Verification of the scrypt hash function provides especial need for an efficient proof system, as its memory-hardness involves several thousand calls to the xor-heavy stream cipher salsa8, in addition to requiring thousands of randomized memory accesses, both of which result in a circuit with high multiplicative complexity .
We mitigate the above issue by building an arithmetic circuit for scrypt verification customized for the Dogecoin mining parameters; In particular we omit parts of the function not touched using these parameters, such as PRF chaining in PBKDF2 key derivation, in order to reduce circuit size and improve efficiency. The circuit was built using xjsnark, an optimized high-level framework used for encoding arithmetic circuits which produces an extended variant of the format used by Pinocchio [33, 70]. Extrapolating from current benchmarks using batch verification implemented over the secp256k1 curve, we estimate that 1, 10, and 100 Dogecoin proofs-of-work can be verified in 12, 20, and 80 minutes respectively . Further more efficient implementations may reduce this time considerably; an implementation using Rust has recently obtained a 2x speedup using parallel formulas in the Edwards 25519 curve. Arithmetic circuits for general proofs have not yet been implemented but development is ongoing .
We note that our two-way collateralized peg can also be extended to work with other blockchains utilizing Nakamoto consensus. In particular, we can create a two-way peg between Bitcoin and Ethereum using the same methodology. Using a construction identical to the scrypt arithmetic circuit above, we also leverage a circuit for SHA256 with 25,344 multiplication gates, a slight improvement over the previously implemented jsnark circuit . Concrete benchmarks using the secp256k1 curve yield verification times for 1, 2, and 100 proofs of 582.4ms, 899.2ms, and 4333.8ms respectively. With only 47ms additional work per proof, it would take just under 8 minutes to verify 10,000 instances of Bitcoin proof of work.

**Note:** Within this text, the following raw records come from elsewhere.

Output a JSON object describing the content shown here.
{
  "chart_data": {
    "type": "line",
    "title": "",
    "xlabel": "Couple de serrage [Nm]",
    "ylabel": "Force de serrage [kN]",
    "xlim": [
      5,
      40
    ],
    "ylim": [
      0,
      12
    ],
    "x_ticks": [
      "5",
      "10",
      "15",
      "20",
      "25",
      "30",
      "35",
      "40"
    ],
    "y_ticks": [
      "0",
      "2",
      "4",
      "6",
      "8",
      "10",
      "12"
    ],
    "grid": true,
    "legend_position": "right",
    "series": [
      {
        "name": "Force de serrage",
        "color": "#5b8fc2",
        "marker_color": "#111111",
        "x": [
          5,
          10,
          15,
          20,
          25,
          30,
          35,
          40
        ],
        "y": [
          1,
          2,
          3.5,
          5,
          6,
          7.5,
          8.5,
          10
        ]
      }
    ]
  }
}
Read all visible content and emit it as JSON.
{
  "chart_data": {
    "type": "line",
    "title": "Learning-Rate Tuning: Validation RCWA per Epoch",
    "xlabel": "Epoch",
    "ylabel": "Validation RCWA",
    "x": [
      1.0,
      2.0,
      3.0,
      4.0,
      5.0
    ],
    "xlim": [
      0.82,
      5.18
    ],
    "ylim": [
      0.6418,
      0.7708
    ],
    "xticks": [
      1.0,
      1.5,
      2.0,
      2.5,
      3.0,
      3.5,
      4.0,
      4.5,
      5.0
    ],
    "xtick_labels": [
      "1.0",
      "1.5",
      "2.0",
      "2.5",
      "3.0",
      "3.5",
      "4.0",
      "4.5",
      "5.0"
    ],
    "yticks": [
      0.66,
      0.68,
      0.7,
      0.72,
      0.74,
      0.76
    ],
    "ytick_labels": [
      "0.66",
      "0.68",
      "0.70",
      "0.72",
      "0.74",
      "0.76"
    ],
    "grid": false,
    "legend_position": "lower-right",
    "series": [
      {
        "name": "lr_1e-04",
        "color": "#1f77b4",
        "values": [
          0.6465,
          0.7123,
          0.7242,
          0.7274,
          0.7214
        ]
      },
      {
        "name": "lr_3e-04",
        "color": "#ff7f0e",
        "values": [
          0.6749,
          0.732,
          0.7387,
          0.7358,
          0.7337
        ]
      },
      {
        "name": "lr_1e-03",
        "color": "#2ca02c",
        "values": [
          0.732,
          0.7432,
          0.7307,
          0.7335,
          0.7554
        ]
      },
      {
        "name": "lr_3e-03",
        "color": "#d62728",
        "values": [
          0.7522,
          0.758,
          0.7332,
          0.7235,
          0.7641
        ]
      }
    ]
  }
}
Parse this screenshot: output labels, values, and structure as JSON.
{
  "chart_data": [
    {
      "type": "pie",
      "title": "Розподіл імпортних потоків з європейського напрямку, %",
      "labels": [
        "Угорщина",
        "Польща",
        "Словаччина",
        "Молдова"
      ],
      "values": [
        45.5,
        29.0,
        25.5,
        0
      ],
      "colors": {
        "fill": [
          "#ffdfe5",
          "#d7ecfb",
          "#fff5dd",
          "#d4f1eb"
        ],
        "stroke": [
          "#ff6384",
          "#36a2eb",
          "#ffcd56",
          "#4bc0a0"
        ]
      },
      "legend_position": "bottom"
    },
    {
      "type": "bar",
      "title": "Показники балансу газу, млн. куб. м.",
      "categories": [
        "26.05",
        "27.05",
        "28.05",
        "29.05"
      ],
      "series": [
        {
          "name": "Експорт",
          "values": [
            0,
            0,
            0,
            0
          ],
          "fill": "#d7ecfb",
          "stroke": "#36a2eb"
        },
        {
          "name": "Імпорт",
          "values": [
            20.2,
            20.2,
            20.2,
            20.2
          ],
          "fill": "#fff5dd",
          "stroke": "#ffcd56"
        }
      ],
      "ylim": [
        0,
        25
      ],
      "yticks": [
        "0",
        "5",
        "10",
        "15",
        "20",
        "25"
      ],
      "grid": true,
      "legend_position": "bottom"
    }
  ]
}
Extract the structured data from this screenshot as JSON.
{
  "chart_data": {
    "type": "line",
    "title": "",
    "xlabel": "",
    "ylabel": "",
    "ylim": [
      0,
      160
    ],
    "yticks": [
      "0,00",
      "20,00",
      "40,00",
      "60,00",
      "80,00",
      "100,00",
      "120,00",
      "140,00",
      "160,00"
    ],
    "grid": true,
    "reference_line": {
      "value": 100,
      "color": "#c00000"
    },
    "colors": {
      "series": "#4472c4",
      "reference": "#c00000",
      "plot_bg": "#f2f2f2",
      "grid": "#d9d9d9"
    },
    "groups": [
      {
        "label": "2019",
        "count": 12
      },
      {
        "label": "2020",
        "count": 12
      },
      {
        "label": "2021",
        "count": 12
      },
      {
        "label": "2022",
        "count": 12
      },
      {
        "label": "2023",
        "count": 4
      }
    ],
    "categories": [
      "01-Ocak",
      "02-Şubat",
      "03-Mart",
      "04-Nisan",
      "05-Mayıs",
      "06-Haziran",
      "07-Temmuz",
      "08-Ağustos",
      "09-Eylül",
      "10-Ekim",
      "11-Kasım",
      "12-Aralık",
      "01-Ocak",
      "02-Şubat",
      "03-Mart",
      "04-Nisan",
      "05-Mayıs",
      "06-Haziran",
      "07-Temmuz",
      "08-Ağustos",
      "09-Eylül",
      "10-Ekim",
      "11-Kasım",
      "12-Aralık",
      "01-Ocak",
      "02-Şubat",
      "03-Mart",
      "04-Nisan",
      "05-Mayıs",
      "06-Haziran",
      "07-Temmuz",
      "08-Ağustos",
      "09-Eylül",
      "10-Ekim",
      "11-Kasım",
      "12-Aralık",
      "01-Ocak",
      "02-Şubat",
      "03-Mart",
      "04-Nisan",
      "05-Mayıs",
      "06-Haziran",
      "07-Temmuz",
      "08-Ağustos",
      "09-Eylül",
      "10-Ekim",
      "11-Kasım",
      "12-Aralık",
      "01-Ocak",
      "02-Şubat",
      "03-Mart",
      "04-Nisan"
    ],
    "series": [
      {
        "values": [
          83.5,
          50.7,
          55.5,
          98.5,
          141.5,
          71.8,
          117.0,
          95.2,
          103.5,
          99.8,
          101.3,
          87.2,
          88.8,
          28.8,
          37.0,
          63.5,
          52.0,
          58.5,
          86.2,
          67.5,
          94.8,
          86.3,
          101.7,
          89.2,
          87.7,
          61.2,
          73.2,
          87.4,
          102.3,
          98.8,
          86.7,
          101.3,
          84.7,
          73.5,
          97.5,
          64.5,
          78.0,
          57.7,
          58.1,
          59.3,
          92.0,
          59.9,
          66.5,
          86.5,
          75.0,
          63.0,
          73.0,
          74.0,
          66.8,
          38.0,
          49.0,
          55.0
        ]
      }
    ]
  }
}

As bulletproofs require circuits to be converted to a set of linear constraints, preprocessing is currently a bottleneck in the benchmarking process . We are currently working on implementing a more efficient pipeline to obtain more concrete estimates of circuits with high multiplicative complexity.
This paper is the collective result of many fruitful discussions. The author thanks Ismael Bejarano and Oscar Guindzberg for pointing out the orphaned block attack by sharing a preliminary version of their paper  (Section 3), Patrick McCorry and Jonathan Bootle for suggesting the use of bulletproofs, Sunny Aggarwal and Jim Posen for introducing the notion of a collateralized peg (Section 1.1), Ahmed Kosba for help in navigating his xjsnark framework, Alex van de Sande for suggesting a decentralized exchange which led to stability for WOW in smart contracts (Section 5.2), and Jeff Coleman for the bringing to our attention the synergy between two-way pegs and atomic swaps (Section 1.3). We also thank Christian Reitwießner and Sina Habibian for useful conversations.